Reseng cautiously opened the shoe cabinet, took out a canister of forensic powder and sprayed it on the floor in front of the door. An unfamiliar shoe print appeared. A sneaker, about 250 millimetres in length. It belonged to either a woman or a very short man. There were no prints on the living room floor. The intruder had politely removed his or her shoes at the front door before entering.
‘How thoughtful,’ he muttered.
Reseng stepped into the living room and slowly looked around. If someone had been there, things would be either missing or misplaced. At first glance nothing looked any different. But then he noticed that th
e books stacked on his desk were in reverse order. Chu’s knife, which was always on the third shelf from the bottom, had descended to the second shelf, and the cat toy shaped like a fishing rod that he kept in the mail organiser was lying on the table. In the kitchen, a coffee cup was still wet and the tea towel was damp. Reseng picked up the coffee cup, sniffed it and held it up to the light. He snorted, dumbfounded. What had this person been up to?
The intruder had examined the books in Reseng’s reading stack one at a time, starting from the top. What kind of intruder had that much time on their hands? Why go to the trouble of sneaking in just to find out what he was reading? It made no sense. Not only that, but the intruder had handled a surprising number of his belongings for no apparent reason. Considering that even the cat toy had been taken out, the intruder must’ve tried to play with his cats, then gone into the kitchen, made a cup of coffee and washed the cup. What kind of crazy person does that?

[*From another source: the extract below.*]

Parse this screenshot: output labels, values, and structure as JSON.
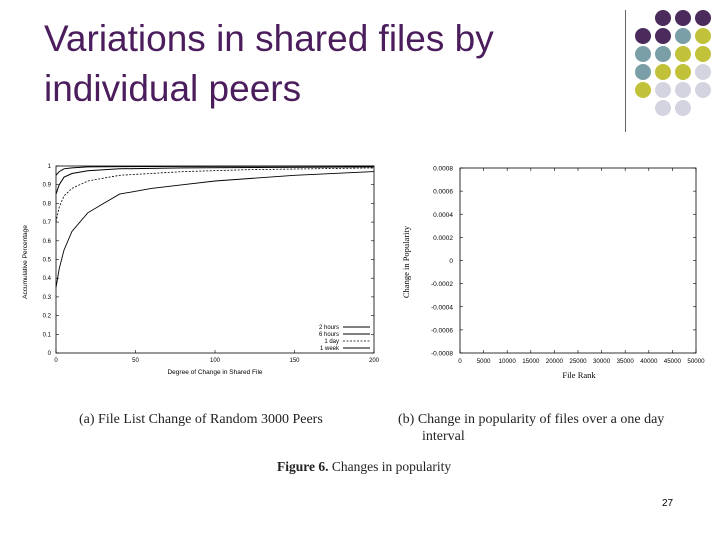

Reseng had been gone no more than two hours. At two p.m. every Monday, Wednesday and Friday, he was at the swimming pool. He rarely skipped a workout. The intruder probably made sure he was at the pool before breaking and entering. They knew his exact movements. A plotter was behind this: the first thing plotters did was study their target’s movements. After Reseng left that day, the intruder had spent a leisurely two hours inside his home. He or she had left traces of their presence, not because they were an amateur, but because they just didn’t care. It was a message to Reseng: ‘Think long and hard about why I was here.’

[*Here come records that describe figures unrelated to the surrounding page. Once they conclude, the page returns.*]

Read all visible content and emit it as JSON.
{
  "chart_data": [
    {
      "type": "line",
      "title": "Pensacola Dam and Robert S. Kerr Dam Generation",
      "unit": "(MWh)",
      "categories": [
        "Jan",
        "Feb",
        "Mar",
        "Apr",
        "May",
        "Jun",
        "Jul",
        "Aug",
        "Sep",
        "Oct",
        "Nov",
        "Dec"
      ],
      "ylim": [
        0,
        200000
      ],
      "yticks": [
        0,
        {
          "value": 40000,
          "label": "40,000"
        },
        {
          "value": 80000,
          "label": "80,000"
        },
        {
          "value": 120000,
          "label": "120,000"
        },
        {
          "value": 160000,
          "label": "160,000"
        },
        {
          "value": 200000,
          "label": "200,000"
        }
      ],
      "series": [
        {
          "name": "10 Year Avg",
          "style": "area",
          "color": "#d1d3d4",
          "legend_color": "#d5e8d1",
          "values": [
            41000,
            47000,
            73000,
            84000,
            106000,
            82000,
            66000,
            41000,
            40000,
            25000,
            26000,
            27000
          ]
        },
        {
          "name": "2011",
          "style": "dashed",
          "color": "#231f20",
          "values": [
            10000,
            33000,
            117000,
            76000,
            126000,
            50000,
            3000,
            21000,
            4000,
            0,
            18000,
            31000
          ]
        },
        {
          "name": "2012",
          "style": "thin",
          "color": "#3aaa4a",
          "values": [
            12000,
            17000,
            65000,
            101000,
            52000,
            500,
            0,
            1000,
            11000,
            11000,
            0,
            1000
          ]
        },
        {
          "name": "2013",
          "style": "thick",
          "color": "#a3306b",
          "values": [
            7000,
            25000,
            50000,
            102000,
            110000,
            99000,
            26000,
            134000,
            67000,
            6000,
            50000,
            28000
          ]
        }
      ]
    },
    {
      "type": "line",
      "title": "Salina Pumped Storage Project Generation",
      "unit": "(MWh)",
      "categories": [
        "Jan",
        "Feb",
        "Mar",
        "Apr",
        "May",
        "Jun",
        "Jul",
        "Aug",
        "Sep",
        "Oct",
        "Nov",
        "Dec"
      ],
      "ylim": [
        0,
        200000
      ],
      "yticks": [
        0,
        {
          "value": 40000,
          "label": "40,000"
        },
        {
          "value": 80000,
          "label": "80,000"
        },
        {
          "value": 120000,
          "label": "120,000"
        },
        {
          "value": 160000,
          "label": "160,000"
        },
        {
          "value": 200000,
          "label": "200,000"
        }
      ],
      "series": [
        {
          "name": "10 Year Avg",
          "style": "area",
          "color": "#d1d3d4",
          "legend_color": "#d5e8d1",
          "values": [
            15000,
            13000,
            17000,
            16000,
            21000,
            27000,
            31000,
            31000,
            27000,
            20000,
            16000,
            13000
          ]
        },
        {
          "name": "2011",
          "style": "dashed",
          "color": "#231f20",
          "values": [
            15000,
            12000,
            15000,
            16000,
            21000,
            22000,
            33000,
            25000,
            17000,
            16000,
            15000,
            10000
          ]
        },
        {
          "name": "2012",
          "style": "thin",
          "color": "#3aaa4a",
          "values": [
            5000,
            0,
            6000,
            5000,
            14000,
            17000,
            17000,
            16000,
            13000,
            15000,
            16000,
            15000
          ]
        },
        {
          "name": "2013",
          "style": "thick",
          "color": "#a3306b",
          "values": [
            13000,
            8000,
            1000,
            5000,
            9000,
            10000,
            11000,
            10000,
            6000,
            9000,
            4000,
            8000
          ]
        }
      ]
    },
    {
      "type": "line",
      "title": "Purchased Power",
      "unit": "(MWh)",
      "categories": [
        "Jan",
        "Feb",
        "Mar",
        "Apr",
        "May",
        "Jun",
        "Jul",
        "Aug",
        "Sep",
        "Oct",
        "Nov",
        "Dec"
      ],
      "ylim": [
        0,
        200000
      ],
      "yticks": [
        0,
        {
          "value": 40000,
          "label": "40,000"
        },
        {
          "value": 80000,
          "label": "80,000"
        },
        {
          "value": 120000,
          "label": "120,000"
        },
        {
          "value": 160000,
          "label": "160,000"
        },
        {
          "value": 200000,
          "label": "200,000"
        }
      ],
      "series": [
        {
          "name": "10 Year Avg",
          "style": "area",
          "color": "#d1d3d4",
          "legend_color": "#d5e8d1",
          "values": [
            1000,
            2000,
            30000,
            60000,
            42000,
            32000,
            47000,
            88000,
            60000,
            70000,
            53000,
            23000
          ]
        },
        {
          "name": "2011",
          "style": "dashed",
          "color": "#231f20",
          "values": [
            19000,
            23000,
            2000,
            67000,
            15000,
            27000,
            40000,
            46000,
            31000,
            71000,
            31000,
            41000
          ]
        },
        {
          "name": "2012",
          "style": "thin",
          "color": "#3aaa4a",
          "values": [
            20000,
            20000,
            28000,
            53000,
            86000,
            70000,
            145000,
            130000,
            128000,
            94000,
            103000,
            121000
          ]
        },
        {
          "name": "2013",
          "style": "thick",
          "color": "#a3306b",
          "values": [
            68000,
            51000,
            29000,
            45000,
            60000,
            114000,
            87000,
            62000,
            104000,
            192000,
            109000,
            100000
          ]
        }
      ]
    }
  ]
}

Reseng stood in the middle of the living room. It took him a moment—it wasn’t an easy decision—but once he’d made up his mind, he turned on every light in the place and began ransacking the apartment. He inspected every inch of the wallpaper for tears or knife marks, then did the same for the ceilings and floors. He checked the inside of the stove, the gas lines, the cabinet under the sink, and the insides of the refrigerator and freezer. He upended every drawer, opened every box and searched the inside of the wardrobe, behind the bookshelf, inside the shoe cabinet and light fixtures, behind the wall clock and every corner of the cupboards. Then he examined the bed, the washing machine, the window frames, the curtains. Nothing.